Так в меня моё мировоззрение вточено!

Ввинчено, вбито, вколочено. Я и сама уже – в клочья.

И сердце – в ошмётки, в куски.

Но слышится дальнее: «Доченька,

не предай! Сохрани! Не разбей от тоски!»

Божьих заповедей – десять.

Материнских – вся жизнь.

Моё мировоззрение – мой панцирь.

Я его отрастила, как песню.

Я его обточила до призм,

до космических, звёздных субстанций!

Мамочка, мамулечка. Я за него держусь.

Я – над бездной. (О, не сорваться б!)

А руки соскальзывают. Ветер пронизывает. Хруст

слышится пальцев. Захожусь, словно в бешенном танце.
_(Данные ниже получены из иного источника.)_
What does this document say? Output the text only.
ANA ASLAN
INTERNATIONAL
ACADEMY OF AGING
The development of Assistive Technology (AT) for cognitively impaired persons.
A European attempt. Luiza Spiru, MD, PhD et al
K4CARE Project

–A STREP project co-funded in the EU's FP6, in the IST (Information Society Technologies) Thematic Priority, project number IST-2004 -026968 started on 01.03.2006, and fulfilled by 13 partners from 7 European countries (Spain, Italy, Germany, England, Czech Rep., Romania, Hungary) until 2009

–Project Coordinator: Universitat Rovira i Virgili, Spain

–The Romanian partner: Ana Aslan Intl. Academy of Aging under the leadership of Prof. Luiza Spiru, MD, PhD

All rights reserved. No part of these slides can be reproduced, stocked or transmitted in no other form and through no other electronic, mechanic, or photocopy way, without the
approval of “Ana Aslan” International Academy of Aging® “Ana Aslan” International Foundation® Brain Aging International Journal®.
Не отрекусь! Всё равно не прогнусь! И не сдамся!

Ни власти. Ни горю. Ни бедам. Ни улице!

«Глагол с глаголом – кричу – не рифмуется!

Участие в конкурсах – преступление!

Не надо медалей. Ни грантов. Ни премии!»

Моё убеждение. Мировоззрение

превыше всего. Не уйти. Не укрыться.

Не выскрести мне из себя, словно принцип.

Оно приросло, словно к коже рубаха.

Я слышу, хотя я оглохла до Баха.

Я вижу, ослепнув почти до Бочелли.

И не отрекусь на кострах. На расстреле.

Родная моя! Моя лучшая в мире,

не бойся, о, мама, мне ноша – не гири!

Не тяжесть земная! Не камень. Не плаха.

Воззренье, как миросозренье. Паренье.

Как миродарьенье, как миротеченье.

И денно, и нощно моё продолженье.

Свеченье. Сраженье. И смерть и рожденье!

Спасенье!

***

Воительница хороша перед битвой.

Выходит в поле. Всё тело пылает.

Молочная кожа дождями полита.

Всё тело, как рана одна ножевая.

А жизнь, что мгновение.

Если цепляться,

как мы за удобства, зарплату, уюты,

тогда нам не слиться в безумнейшем танце,

вот в этом багрянце. В нас цепи. В нас путы.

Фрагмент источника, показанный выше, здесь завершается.